An unusually sophisticated malware called “Regin” has attacked internet and telecommunications companies in 14 countries since 2008, Symantec and Kaspersky Labs said in separate reports.
Symantec believes Regin was likely created for cyber espionage purposes by a nation state, although it didn’t suggest which government was responsible for it.
“Regin is a complex piece of malware whose structure displays a degree of technical competence rarely seen,” Symantec wrote in a report published on Sunday. “Its capabilities and the level of resources behind Regin indicate that it is one of the main cyberespionage tools used by a nation state.”
Symantec says Regin was first detected in 2008, but disappeared three years later, only to resurface in 2013. Regin has attacked all kinds of businesses, including telecoms, hospitality, and airlines, but nearly half of it targeted private individuals and small businesses. Russia and Saudi Arabia were the two hardest hit countries, each accounting for 28% and 24% of the attacks respectively, but it’s also been spotted in Mexico, Ireland, and India.

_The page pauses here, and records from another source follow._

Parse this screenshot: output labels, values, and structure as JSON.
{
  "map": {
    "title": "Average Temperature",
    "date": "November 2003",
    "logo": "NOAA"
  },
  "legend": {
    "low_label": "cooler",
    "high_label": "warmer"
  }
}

In a follow up report on Monday, another IT security lab, Kaspersky Labs, said it’s been tracking Regin for the past two years. It said the victims of Regin were mostly seen in telecom operators, government institutions, multinational political bodies, or financial/research institutions. It says the two main objectives of the attacks were “intelligence gathering” and “facilitating other types of attacks,” with 14 countries being identified as victims of Regin so far. Like Symantec, Kaspersky concluded, it’s likely Regin is “supported by a nation-state.”

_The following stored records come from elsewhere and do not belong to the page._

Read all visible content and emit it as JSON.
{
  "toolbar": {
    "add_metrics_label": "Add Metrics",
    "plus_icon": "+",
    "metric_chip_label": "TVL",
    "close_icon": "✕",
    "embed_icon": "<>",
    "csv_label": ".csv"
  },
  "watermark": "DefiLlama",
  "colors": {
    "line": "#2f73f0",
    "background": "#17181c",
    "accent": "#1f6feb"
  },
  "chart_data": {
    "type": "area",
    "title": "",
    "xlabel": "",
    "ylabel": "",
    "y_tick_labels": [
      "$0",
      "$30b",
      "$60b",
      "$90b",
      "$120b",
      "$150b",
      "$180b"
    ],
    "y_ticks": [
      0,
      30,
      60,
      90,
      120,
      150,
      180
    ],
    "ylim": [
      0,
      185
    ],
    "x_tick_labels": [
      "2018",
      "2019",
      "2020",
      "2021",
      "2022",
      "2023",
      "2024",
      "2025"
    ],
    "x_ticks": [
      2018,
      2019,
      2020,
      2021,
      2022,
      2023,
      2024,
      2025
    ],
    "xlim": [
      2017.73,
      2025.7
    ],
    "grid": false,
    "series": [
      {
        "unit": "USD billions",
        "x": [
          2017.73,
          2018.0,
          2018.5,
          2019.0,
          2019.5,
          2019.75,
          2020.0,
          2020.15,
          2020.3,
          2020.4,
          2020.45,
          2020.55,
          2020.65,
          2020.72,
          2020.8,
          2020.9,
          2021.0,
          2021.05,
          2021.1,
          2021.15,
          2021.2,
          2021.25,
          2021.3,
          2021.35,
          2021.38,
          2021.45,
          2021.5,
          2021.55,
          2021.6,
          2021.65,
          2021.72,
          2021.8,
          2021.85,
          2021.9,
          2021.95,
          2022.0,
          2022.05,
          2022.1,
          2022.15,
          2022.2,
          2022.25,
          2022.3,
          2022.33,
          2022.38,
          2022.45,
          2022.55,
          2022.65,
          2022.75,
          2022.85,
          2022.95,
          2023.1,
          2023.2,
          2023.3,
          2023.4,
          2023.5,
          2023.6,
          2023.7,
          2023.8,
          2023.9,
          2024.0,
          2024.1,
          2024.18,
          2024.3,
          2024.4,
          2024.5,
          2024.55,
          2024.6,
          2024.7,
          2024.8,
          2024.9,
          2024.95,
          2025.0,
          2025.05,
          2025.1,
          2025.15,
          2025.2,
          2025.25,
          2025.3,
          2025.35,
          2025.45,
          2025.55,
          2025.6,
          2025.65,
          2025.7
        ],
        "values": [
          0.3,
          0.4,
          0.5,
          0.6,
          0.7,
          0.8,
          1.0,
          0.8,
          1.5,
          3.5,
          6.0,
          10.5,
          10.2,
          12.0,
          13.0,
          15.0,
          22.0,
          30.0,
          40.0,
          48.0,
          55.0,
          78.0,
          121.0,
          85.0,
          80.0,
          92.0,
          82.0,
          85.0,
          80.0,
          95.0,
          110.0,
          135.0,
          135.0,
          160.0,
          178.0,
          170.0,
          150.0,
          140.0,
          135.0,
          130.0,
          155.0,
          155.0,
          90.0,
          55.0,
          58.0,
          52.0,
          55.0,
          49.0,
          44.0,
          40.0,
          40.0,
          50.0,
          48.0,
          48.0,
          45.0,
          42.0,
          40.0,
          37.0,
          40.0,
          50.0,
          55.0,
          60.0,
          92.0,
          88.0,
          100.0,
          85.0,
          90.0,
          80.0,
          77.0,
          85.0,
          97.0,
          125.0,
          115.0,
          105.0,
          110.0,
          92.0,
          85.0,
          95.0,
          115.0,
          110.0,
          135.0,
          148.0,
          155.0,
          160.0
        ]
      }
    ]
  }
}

Although none of the reports named which nation-state is likely responsible for Regin, Re/code pointed to a couple reports (by The Intercept and the Germany magazine Der Spiegel) as hinting that the NSA and the UK’s intelligence agency GCHQ may have a hand in it.
The Wall Street Journal also reported that the malware appears to be the tool used by GCHQ in an attack on a telecom company in Belgium which delivered lots of traffic between Asia, Africa, and the Middle East — areas of interest for western governments. The leak was exposed when emails provided by Edward Snowden showed spies at British intelligence agencies boasting about breaking into the telecom.